My understanding is that among other things, MZ/Gecode are smart enough to use the supplied constraints to build relationships between the variables. If you know solution[i] is in 1..1000 and solution[3]>solution[1], then you can establish that solution[3] must be at least 2 and solution[1] is at most 999. The constraint that solution[5]>solution[3] then lets you restrict range for solution[1] to 1..998 and solution[5] to 3..1000, and so on.

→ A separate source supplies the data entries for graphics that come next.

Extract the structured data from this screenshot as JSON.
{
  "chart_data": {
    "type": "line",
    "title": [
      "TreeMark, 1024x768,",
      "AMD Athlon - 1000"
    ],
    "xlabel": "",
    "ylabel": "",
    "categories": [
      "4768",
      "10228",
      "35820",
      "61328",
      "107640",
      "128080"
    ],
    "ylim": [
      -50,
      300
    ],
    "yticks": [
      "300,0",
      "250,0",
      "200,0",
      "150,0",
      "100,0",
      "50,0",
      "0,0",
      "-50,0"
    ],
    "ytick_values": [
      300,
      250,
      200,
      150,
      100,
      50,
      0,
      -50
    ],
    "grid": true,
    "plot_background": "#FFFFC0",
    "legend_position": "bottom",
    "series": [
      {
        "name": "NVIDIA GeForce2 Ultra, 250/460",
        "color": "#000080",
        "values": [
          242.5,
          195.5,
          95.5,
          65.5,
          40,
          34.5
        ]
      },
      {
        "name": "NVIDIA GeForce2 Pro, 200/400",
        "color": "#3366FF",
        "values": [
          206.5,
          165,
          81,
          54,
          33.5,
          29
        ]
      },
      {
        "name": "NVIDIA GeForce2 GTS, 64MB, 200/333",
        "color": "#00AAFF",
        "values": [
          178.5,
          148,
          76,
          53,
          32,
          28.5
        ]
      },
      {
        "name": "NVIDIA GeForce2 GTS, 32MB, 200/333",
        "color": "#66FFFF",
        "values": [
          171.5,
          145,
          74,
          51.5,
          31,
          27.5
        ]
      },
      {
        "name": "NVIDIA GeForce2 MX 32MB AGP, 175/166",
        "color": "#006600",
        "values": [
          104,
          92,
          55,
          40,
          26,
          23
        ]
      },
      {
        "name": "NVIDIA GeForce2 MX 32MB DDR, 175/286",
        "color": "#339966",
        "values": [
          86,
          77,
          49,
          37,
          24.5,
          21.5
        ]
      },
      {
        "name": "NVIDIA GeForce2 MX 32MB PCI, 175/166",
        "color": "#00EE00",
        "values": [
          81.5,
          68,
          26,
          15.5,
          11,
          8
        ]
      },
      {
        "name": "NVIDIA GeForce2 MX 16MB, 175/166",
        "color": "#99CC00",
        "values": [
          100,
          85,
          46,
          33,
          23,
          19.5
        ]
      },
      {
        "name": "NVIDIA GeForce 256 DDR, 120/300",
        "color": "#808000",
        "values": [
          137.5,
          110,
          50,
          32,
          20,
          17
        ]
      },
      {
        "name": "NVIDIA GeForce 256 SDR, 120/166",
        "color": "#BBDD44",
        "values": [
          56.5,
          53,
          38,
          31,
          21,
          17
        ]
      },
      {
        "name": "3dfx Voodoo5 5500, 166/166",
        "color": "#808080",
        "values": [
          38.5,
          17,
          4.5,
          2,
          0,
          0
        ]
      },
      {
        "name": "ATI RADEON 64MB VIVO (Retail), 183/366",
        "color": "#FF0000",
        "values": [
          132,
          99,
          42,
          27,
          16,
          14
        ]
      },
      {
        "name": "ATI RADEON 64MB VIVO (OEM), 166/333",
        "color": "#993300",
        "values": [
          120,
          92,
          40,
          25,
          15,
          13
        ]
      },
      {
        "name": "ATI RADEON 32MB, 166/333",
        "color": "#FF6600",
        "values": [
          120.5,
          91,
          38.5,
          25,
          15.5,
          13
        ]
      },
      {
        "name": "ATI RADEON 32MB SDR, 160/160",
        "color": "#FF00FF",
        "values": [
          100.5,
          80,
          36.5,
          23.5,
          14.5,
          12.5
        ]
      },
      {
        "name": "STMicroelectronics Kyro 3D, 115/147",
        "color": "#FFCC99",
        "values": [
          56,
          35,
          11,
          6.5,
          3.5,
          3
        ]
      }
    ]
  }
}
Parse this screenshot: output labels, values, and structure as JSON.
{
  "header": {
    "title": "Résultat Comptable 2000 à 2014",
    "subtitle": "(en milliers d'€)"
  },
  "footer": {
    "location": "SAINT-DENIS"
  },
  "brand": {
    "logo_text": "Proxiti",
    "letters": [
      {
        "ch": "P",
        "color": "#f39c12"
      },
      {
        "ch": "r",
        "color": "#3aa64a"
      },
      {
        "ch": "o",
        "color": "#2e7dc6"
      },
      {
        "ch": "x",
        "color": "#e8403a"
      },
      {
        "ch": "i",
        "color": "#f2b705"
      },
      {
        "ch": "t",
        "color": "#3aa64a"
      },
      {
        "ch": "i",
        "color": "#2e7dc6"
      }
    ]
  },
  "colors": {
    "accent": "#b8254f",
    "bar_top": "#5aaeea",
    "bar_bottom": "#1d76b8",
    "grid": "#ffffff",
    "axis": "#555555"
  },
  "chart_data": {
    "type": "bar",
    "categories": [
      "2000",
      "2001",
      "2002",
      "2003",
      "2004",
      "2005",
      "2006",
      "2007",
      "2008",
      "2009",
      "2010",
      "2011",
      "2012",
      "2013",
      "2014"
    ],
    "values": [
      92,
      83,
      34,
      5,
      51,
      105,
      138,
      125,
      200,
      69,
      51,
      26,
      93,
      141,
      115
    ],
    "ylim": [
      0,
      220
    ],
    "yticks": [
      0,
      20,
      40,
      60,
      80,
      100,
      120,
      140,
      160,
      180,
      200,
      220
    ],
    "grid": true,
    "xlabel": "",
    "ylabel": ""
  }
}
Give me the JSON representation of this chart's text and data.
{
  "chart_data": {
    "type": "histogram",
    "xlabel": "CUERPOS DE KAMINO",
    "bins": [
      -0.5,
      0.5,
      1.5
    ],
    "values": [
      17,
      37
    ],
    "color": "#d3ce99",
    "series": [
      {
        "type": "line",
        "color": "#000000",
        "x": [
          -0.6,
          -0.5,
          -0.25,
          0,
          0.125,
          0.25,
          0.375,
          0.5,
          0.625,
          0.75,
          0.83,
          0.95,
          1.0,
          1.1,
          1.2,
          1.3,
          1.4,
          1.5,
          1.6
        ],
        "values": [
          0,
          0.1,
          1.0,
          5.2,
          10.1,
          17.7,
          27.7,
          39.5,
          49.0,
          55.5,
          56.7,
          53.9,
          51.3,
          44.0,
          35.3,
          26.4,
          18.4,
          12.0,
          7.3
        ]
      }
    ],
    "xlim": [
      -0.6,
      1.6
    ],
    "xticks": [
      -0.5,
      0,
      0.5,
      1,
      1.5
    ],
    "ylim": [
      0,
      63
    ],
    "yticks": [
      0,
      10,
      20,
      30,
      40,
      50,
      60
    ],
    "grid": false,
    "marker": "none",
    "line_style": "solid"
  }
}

If you build a problem complex enough, then you'll reach a point where it can't be solved purely by this kind of logic, and trial-and-error is necessary. (Or, sometimes it's easy to find a solution, but you're looking for the best solution under some metric.)
At that point, random guessing among the not-yet-eliminated values is one option for the search strategy, and sometimes it's effective - I found it useful in one of the assignment questions. But there are others. Choosing the best one is the tricky part!